ANKARA, (DHA) - Büyük Birlik Partisi Genel Başkanı Mustafa Destici, ittifak yasasıyla birlikte Türkiye’de 1980 yılından sonra en yüksek temsilin sağlandığı bir tablo oluştuğunu belirtti.
Destici, başkanlık sisteminin Türkiye’nin güçlenmesine katkı sağlayacağı ifade etti.
Büyük Birlik Partisi Genel Başkanı Mustafa Destici, Fox TV’de yayınlanan Çalar Saat Programı’nın konuğu oldu. İsmail Küçükkaya’nın sorularını yanıtlayan Destici, ittifaktan başkanlık sistemi ve terörle mücadeleye kadar pek çok konuda önemli açıklamalar yaptı.
Mustafa Destici, Türk devlet geleneğinde başkanlık sisteminin olduğunu, bu durumun yetki kargaşasını ortadan kaldırdığını kaydetti. Mevcut yapıdaki kaos ve krizlerin istikrarsızlıktan ve parçalı yapıdan kaynaklandığını ifade eden Destici, yeni sistemin kuvvetler ayrılığını da yerli yerine oturtacağını vurguladı. Mustafa Destici, başkanlık sistemiyle yargının bağımsızlığının yanında tarafsızlık ilkesine de kavuştuğunun altını çizdi.
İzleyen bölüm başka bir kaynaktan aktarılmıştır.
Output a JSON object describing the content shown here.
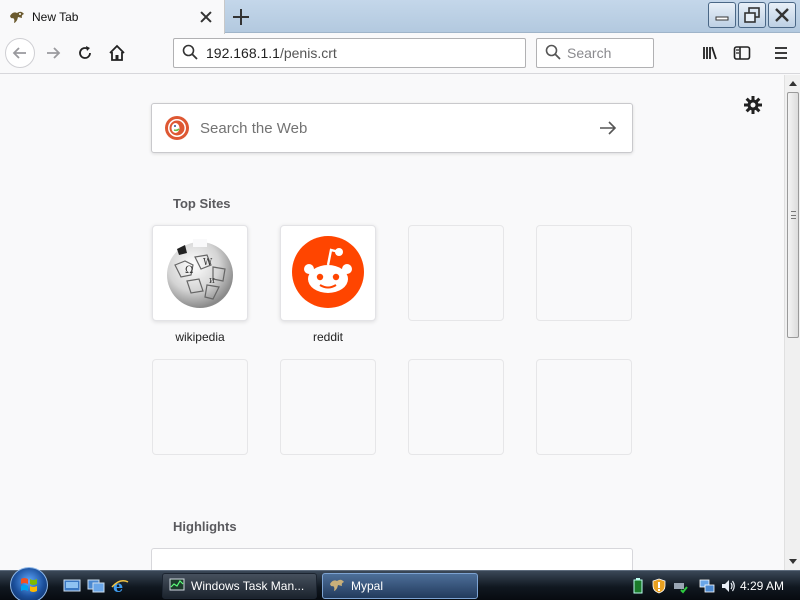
{
  "browser": {
    "tab": {
      "title": "New Tab",
      "favicon": "mypal-icon"
    },
    "new_tab_icon": "plus-icon",
    "window_controls": [
      "minimize-icon",
      "restore-icon",
      "close-icon"
    ]
  },
  "navbar": {
    "url_host": "192.168.1.1",
    "url_path": "/penis.crt",
    "search_placeholder": "Search",
    "icons": [
      "back-arrow-icon",
      "forward-arrow-icon",
      "reload-icon",
      "home-icon",
      "library-icon",
      "sidebar-icon",
      "menu-icon"
    ]
  },
  "newtab": {
    "search_placeholder": "Search the Web",
    "search_engine_icon": "duckduckgo-icon",
    "top_sites_title": "Top Sites",
    "highlights_title": "Highlights",
    "top_sites": [
      {
        "label": "wikipedia",
        "icon": "wikipedia-globe-icon"
      },
      {
        "label": "reddit",
        "icon": "reddit-icon"
      },
      {
        "label": ""
      },
      {
        "label": ""
      },
      {
        "label": ""
      },
      {
        "label": ""
      },
      {
        "label": ""
      },
      {
        "label": ""
      }
    ],
    "colors": {
      "reddit": "#ff4500",
      "duckduckgo": "#de5833"
    }
  },
  "taskbar": {
    "tasks": [
      {
        "label": "Windows Task Man...",
        "icon": "task-manager-icon",
        "active": false
      },
      {
        "label": "Mypal",
        "icon": "mypal-icon",
        "active": true
      }
    ],
    "quick_launch": [
      "show-desktop-icon",
      "switch-windows-icon",
      "internet-explorer-icon"
    ],
    "tray_icons": [
      "battery-icon",
      "security-shield-icon",
      "safely-remove-icon",
      "network-icon",
      "volume-icon"
    ],
    "clock": "4:29 AM"
  }
}
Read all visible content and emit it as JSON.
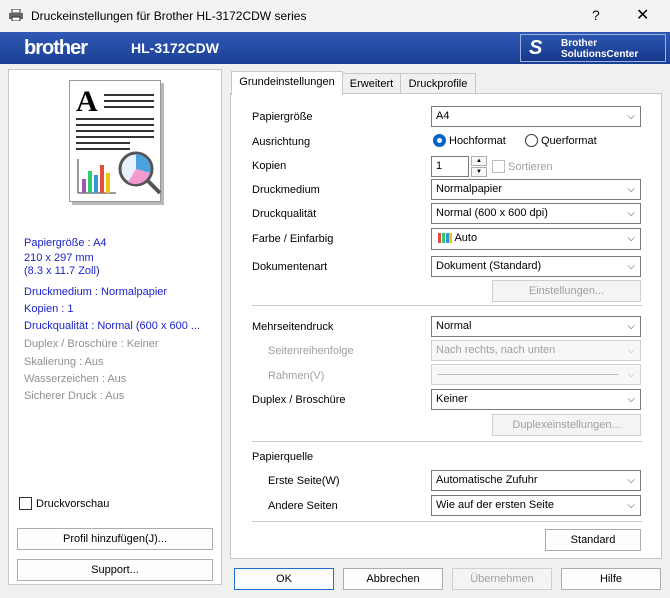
{
  "window": {
    "title": "Druckeinstellungen für Brother HL-3172CDW series",
    "help": "?",
    "close": "✕"
  },
  "brand": {
    "logo": "brother",
    "model": "HL-3172CDW",
    "solutions_line1": "Brother",
    "solutions_line2": "SolutionsCenter"
  },
  "summary": {
    "paper": "Papiergröße : A4",
    "dims1": "210 x 297 mm",
    "dims2": "(8.3 x 11.7 Zoll)",
    "media": "Druckmedium : Normalpapier",
    "copies": "Kopien : 1",
    "quality": "Druckqualität : Normal (600 x 600 ...",
    "duplex": "Duplex / Broschüre : Keiner",
    "scaling": "Skalierung : Aus",
    "watermark": "Wasserzeichen : Aus",
    "secure": "Sicherer Druck : Aus"
  },
  "left": {
    "preview_label": "Druckvorschau",
    "add_profile": "Profil hinzufügen(J)...",
    "support": "Support..."
  },
  "tabs": [
    "Grundeinstellungen",
    "Erweitert",
    "Druckprofile"
  ],
  "form": {
    "paper_label": "Papiergröße",
    "paper_value": "A4",
    "orientation_label": "Ausrichtung",
    "portrait": "Hochformat",
    "landscape": "Querformat",
    "copies_label": "Kopien",
    "copies_value": "1",
    "collate": "Sortieren",
    "media_label": "Druckmedium",
    "media_value": "Normalpapier",
    "quality_label": "Druckqualität",
    "quality_value": "Normal (600 x 600 dpi)",
    "color_label": "Farbe / Einfarbig",
    "color_value": "Auto",
    "doctype_label": "Dokumentenart",
    "doctype_value": "Dokument (Standard)",
    "settings_btn": "Einstellungen...",
    "multipage_label": "Mehrseitendruck",
    "multipage_value": "Normal",
    "order_label": "Seitenreihenfolge",
    "order_value": "Nach rechts, nach unten",
    "border_label": "Rahmen(V)",
    "duplex_label": "Duplex / Broschüre",
    "duplex_value": "Keiner",
    "duplex_btn": "Duplexeinstellungen...",
    "source_label": "Papierquelle",
    "first_label": "Erste Seite(W)",
    "first_value": "Automatische Zufuhr",
    "other_label": "Andere Seiten",
    "other_value": "Wie auf der ersten Seite",
    "default_btn": "Standard"
  },
  "footer": {
    "ok": "OK",
    "cancel": "Abbrechen",
    "apply": "Übernehmen",
    "help": "Hilfe"
  },
  "colors": {
    "brand_blue": "#1b3f94",
    "summary_blue": "#1b23c9",
    "radio_accent": "#0063c9"
  }
}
Destici şunları söyledi:
“Daha önce mesela hiç karışılmıyordu ve bir yargı otoritesi meydana gelmişti bu ülkede. Şimdi bağımsız olduğu için, şimdi bu eksiklik görüldüğü için bunun yanına tarafsızlık ilkesi eklendi. Eğer bugün yargıçlarımız, hakimlerimiz, savcılarımız bunu ihlal ediyorlarsa anayasal suç işliyorlardır yani bugün hesabı sorulmazsa kim bunu yapıyorsa yarın hesabı sorulur. Yani bakın geçmiştekilerin bugün hesabı soruluyorsa onun için ben bütün hakimlerimizin, bütün yargıçlarımızın anayasada yazan bağımsızlık ve tarafsızlık ilkesine sadık kalarak, vicdanlarıyla karar vermesi gerektiğini ifade ediyorum. Bu sistem bunu getirdi.”
“TERÖRÜ BİTİRMEK İÇİN TÜM BOYUTLARIYLA MÜCADELE ETMEK ŞART”
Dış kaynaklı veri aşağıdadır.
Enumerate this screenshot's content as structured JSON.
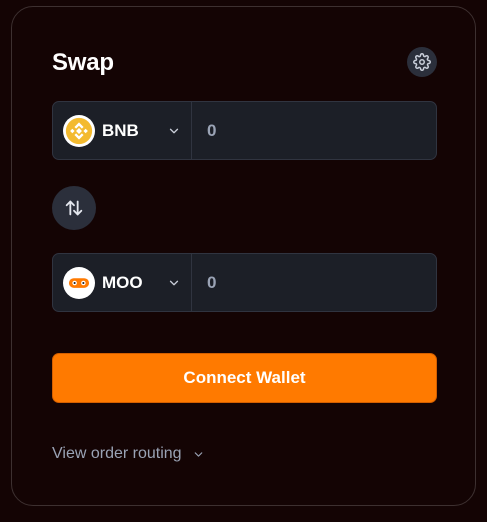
{
  "swap": {
    "title": "Swap",
    "settings_icon": "gear-icon",
    "from": {
      "symbol": "BNB",
      "logo_icon": "bnb-logo-icon",
      "amount_placeholder": "0"
    },
    "switch_icon": "swap-arrows-icon",
    "to": {
      "symbol": "MOO",
      "logo_icon": "moo-logo-icon",
      "amount_placeholder": "0"
    },
    "connect_label": "Connect Wallet",
    "routing_label": "View order routing"
  },
  "colors": {
    "background": "#140404",
    "accent": "#ff7a00",
    "input_bg": "#1c1f27",
    "bnb_yellow": "#f3ba2f",
    "muted_text": "#9aa3b5"
  }
}
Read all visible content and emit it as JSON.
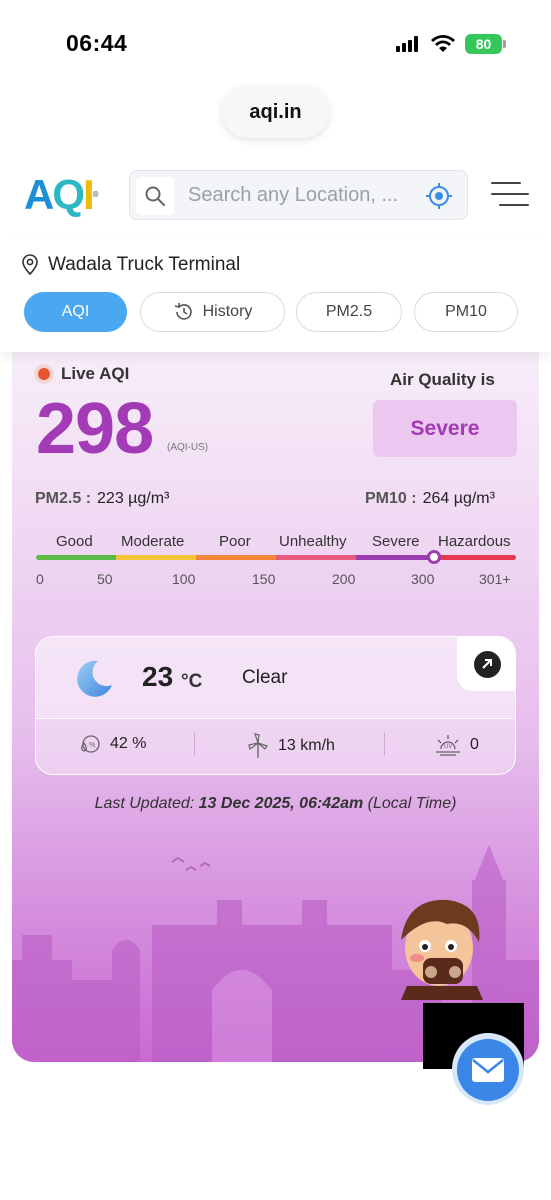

Terörle mücadeleye de değinen Mustafa Destici, askeri boyutunun devam eden operasyonlarla başarıyla yapıldığını, ancak diğer taraftan eğitim, ekonomik ve kültürel boyutlarıyla da sorunun çözülmesi gerektiğini belirtti. Destici, bölgedeki işsizlik ve gelir dağılımındaki adaletsizliklerin mutlak suretle ortadan kaldırılması gerektiğini vurguladı.
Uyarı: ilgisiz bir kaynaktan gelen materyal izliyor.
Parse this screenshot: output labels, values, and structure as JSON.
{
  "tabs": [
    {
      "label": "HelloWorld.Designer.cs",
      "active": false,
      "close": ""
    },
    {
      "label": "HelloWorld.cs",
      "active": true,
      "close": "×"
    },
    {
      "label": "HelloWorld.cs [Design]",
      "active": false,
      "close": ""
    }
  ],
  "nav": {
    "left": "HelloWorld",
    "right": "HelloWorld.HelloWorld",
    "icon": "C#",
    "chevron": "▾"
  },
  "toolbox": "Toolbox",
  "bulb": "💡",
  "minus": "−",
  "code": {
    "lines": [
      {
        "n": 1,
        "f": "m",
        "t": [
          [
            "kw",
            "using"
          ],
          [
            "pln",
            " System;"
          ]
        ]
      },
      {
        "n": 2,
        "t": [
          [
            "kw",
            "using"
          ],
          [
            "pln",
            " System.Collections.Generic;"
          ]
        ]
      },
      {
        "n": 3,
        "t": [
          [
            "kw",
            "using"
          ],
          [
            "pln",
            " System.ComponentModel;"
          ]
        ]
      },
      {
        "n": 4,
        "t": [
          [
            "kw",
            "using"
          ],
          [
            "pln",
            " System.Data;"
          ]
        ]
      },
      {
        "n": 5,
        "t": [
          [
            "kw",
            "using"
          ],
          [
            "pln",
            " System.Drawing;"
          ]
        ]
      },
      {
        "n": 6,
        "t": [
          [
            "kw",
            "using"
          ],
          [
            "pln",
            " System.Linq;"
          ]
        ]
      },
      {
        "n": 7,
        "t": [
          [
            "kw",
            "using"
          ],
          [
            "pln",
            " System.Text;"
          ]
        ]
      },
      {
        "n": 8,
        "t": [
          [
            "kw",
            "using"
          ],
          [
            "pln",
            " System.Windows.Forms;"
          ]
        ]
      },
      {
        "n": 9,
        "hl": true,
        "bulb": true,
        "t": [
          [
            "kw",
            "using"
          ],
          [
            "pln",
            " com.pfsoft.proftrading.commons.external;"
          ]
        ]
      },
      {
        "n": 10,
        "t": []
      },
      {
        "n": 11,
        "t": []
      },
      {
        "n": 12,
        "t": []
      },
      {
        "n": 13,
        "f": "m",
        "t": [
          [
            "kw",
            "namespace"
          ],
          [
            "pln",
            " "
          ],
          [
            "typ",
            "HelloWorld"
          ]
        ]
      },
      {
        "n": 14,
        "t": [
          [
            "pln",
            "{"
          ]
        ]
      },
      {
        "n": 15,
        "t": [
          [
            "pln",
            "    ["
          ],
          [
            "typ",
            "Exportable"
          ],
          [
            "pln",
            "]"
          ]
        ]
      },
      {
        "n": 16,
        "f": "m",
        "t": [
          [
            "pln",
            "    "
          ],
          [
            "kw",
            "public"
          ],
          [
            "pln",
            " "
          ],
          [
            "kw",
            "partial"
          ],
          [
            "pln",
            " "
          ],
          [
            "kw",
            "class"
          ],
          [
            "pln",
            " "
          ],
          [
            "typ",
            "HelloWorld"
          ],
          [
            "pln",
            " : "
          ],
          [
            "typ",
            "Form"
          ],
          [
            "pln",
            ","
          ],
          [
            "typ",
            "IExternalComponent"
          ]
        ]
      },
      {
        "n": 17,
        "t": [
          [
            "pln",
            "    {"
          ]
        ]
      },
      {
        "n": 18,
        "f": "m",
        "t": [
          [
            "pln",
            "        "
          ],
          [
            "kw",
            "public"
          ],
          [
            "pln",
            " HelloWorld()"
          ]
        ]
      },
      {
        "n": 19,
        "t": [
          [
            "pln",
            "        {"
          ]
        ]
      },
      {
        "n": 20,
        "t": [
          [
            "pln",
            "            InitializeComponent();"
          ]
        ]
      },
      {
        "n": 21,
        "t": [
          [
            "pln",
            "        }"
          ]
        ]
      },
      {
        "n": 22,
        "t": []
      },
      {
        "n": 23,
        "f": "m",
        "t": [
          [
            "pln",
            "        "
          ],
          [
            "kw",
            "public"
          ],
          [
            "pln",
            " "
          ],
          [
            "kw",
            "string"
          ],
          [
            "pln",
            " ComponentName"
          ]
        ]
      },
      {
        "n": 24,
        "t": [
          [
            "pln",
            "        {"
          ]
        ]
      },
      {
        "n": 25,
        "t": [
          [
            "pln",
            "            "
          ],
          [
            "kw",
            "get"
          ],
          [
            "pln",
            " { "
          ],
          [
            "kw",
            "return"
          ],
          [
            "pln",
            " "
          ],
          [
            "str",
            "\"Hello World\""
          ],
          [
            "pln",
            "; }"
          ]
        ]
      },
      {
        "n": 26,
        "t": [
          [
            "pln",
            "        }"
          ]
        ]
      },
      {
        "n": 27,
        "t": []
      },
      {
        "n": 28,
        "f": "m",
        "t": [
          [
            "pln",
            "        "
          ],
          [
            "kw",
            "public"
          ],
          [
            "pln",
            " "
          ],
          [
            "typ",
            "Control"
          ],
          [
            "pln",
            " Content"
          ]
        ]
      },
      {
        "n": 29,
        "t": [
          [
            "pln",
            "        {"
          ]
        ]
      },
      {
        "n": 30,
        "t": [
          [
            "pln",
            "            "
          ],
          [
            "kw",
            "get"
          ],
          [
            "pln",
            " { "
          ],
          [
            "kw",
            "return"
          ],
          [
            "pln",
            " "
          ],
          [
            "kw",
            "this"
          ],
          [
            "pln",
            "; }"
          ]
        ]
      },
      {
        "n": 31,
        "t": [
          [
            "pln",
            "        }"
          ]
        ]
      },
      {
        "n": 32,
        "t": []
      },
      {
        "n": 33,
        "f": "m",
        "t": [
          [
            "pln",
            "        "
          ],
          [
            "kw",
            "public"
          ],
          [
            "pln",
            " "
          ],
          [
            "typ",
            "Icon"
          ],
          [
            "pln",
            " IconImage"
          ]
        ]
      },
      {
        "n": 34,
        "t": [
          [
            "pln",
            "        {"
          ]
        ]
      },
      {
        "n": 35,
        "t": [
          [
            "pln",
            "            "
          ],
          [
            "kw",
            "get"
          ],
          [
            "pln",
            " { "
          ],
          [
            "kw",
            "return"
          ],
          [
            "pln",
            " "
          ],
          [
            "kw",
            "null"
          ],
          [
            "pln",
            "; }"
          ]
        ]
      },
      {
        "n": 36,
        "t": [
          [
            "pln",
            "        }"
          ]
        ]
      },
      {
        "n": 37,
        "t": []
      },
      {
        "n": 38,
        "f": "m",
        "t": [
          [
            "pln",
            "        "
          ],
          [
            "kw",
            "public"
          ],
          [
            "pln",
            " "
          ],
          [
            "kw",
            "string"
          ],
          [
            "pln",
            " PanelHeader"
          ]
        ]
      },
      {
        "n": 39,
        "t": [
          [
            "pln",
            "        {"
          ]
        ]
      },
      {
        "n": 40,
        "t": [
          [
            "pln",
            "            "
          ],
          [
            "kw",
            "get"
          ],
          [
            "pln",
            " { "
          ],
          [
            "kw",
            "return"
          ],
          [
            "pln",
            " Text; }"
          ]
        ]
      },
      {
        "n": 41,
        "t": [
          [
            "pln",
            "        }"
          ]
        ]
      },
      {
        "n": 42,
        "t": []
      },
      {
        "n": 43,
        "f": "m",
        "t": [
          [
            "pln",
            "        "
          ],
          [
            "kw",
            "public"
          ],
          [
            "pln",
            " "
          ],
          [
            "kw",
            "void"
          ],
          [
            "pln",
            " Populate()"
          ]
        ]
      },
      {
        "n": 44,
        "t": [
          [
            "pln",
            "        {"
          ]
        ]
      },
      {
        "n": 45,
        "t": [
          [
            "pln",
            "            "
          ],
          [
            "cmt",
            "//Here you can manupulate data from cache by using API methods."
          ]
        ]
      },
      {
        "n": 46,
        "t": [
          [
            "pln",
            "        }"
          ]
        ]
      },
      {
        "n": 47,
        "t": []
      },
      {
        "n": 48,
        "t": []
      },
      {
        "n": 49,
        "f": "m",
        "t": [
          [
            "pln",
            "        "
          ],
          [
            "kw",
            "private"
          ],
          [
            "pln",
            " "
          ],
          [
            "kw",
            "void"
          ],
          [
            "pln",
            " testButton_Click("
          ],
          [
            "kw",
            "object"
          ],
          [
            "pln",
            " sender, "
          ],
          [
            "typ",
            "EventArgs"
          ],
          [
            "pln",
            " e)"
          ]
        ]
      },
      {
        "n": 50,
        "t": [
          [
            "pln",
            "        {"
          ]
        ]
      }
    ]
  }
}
“Terörizmi ve teröristi yok etmemiz lazım. Öncelikle bunu sağlamamız lazım. Bu mücadeleli olacak bir safhasıdır işin. Yani hem içerde, hem Afrin operasonu, Fırat Kalkanı harekatı, şu andaki Kandil operasyonu... Şu anda çok iyi gidiyor bu mücadele ama diğer taraftan elbette bu işin hukuki boyutu, eğitim boyutu, sosyolojik boyutu, ekonomik boyutu, kültürel boyutu var. Bunlarla ilgili de elbette bir akil adamlar oluşturuldu, onu da doğru bulmadık. Orada yapılacak da şuydu: Bölgenin kanaat önderlerini, bütün siyasi partilerin temsilcilerini, yerel sivil toplum örgütlerinin ‘samimi olan’ hepsini alacaksınız, dinleyeceksiniz, buradaki talepler nedir diye. Yani burada halkımızın doğru bilgilendirilmediğini ve PKK propagandasının, batı propagandasının, bölücü propagandanın çok daha üst düzey etkin yapıldığını, özellikle sosyal medya ayağının… Şu anda en önemli iletişim aracı bana göre sosyal medya. Yurt dışından PKK, onu destekleyenler ya da onun Avrupa’daki uzantıları ve dışarıdaki uzantıları müthiş bir propaganda yapıyorlar.. Buna karşı Türkiye’nin çok etkili bir propaganda dili geliştirmesi lazım. Tabi bunu çözüm önerileriyle, çözüm yollarıyla ya da çözüm projeleri ile yapması lazım. Yani bir kere bizim oradaki işsizliği ne pahasına olursa olsun yok etmemiz lazım. Diğer taraftan eğitim meselesi çok önemli. Her şeyin başı eğitim. Bizim, o bölgemize baktığımız zaman büyük yatırımlar, büyük uğraşlar verildi ama hala Türkiye’nin en eğitim seviyesi düşük, işsizlik oranının en yüksek olduğu, yoksulluk sınırının ya da gelir dağılımındaki adaletsizliklerin en çok yaşandığı bölge olduğu çok açık yani.”